Após acionar o Ministério Público, a reportagem foi informada que, em 2014, foi instaurado Inquérito Civil para a apuração de danos em APP ocasionados por construções irregulares naquele local. Segundo o MP, em fevereiro de 2017 foi proposta Ação Civil Pública para que o réu providenciasse a reparação do dano causado ao meio ambiente. Em 9 março de 2018, a ação foi julgada procedente, e condenou o réu a promover, no prazo de 90 dias, a plantação de espécies nativas no local, sendo proibido de suprimir a vegetação nativa do local novamente, sob pena de multa. Uma nova denúncia também chegou ao MP, de forma anônima, em 19 de abril, e de acordo com o órgão, “os fatos estão sob análise da Promotoria”. Sobre a ligação de água, o Semae informou que não pode se manifestar, apenas que “vai verificar os documentos fornecidos, bem como, deve realizar visitas ao local”.
 
Em uma das visitas ao local, a reportagem encontrou um dos proprietários do rancho, Reinaldo Alves e sua esposa Vanda. Para eles, não existe nada de irregular. “Comprei este espaço há mais de um ano e tenho escritura. Diferente dos outros, cuido bem da minha área e já replantei diversas árvores, inclusive, com as obras do condomínio aqui em frente, vários problemas aconteceram, inclusive o de erosão às margens do rio. Não fui notificado pela Justiça”, informou.
 
Para o presidente da comissão de Meio Ambiente da OAB Piracicaba, o advogado Fernando Marcos Colonnese, a denúncia mostra que a atual legislação é frágil. “Verificamos uma lei frágil, visto ao pouco interesse político no que diz respeito a manutenção do meio ambiente, fundamentado pelo artigo 225 da Constituição Federal.

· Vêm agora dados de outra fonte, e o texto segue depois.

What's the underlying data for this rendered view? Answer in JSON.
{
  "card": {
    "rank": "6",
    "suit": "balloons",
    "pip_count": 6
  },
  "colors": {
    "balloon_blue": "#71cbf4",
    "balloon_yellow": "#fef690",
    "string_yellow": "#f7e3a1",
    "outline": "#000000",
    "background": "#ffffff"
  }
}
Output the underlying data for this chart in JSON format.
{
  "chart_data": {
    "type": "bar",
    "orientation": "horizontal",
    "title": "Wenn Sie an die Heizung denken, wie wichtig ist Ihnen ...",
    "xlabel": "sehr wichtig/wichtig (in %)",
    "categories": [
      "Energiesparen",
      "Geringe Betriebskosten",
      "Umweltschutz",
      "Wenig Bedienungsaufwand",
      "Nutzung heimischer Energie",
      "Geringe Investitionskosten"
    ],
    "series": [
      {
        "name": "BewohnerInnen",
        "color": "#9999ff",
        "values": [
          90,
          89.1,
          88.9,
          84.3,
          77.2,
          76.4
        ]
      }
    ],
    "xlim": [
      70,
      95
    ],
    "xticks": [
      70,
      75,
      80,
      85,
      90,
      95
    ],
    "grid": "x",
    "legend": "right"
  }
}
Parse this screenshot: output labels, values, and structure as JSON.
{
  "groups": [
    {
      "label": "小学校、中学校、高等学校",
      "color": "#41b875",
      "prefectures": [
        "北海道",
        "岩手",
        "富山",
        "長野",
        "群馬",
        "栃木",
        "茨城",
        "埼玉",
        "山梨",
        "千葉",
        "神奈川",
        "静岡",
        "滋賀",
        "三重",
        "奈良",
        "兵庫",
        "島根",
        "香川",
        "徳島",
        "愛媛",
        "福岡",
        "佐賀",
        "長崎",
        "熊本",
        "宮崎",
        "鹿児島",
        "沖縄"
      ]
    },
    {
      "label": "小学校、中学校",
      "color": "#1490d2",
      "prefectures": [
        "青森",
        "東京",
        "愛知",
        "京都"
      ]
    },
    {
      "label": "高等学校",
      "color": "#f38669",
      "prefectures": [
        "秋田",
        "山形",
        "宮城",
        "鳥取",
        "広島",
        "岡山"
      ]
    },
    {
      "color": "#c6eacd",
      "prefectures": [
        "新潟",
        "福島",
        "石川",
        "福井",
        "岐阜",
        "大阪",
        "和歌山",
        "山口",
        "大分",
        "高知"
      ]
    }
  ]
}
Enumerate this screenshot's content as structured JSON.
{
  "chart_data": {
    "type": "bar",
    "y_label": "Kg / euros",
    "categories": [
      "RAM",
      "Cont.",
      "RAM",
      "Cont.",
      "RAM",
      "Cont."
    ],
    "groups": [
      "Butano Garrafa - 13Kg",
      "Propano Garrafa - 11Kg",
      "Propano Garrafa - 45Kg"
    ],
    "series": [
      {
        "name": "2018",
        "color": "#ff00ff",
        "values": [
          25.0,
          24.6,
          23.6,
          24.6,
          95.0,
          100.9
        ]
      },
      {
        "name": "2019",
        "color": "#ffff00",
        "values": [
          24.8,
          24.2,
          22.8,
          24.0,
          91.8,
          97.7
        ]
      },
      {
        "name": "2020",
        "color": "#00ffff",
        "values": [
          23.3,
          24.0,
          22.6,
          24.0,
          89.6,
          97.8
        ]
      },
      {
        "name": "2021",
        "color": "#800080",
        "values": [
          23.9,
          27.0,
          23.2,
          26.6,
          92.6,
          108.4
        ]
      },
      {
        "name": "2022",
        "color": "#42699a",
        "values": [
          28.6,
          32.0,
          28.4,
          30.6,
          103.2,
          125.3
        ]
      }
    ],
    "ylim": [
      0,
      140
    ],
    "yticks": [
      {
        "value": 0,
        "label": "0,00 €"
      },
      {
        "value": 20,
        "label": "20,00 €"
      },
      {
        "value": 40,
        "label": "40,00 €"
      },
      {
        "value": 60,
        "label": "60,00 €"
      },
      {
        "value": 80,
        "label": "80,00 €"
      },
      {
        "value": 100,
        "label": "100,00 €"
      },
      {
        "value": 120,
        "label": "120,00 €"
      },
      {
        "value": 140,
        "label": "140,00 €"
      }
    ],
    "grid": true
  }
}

A falta de conhecimento das pessoas trazem à tona a destruição não só das matas, mas de nascentes, flora e fauna. Com isso, a responsabilidade civil e criminal sempre será atribuída aos proprietários das terras onde se encontram as APPs.”
 
Procurada pela reportagem, a Sedema (Secretaria de Defesas do Meio Ambiente) informou que em setembro de 2017, o Pelotão Ambiental esteve no local, identificou o proprietário, “que foi informado que o imóvel tinha sido adquirido de terceiros”, deixando a averiguação e providências à Polícia Ambiental, que, por sua vez, fez a fiscalização ontem no local e constatou a intervenção na APP, motivo pelo qual “autuou quatro infratores, por impedir ou dificultar a regeneração natural da vegetação em Área de Preservação Permanente, e embargou a área”, informou.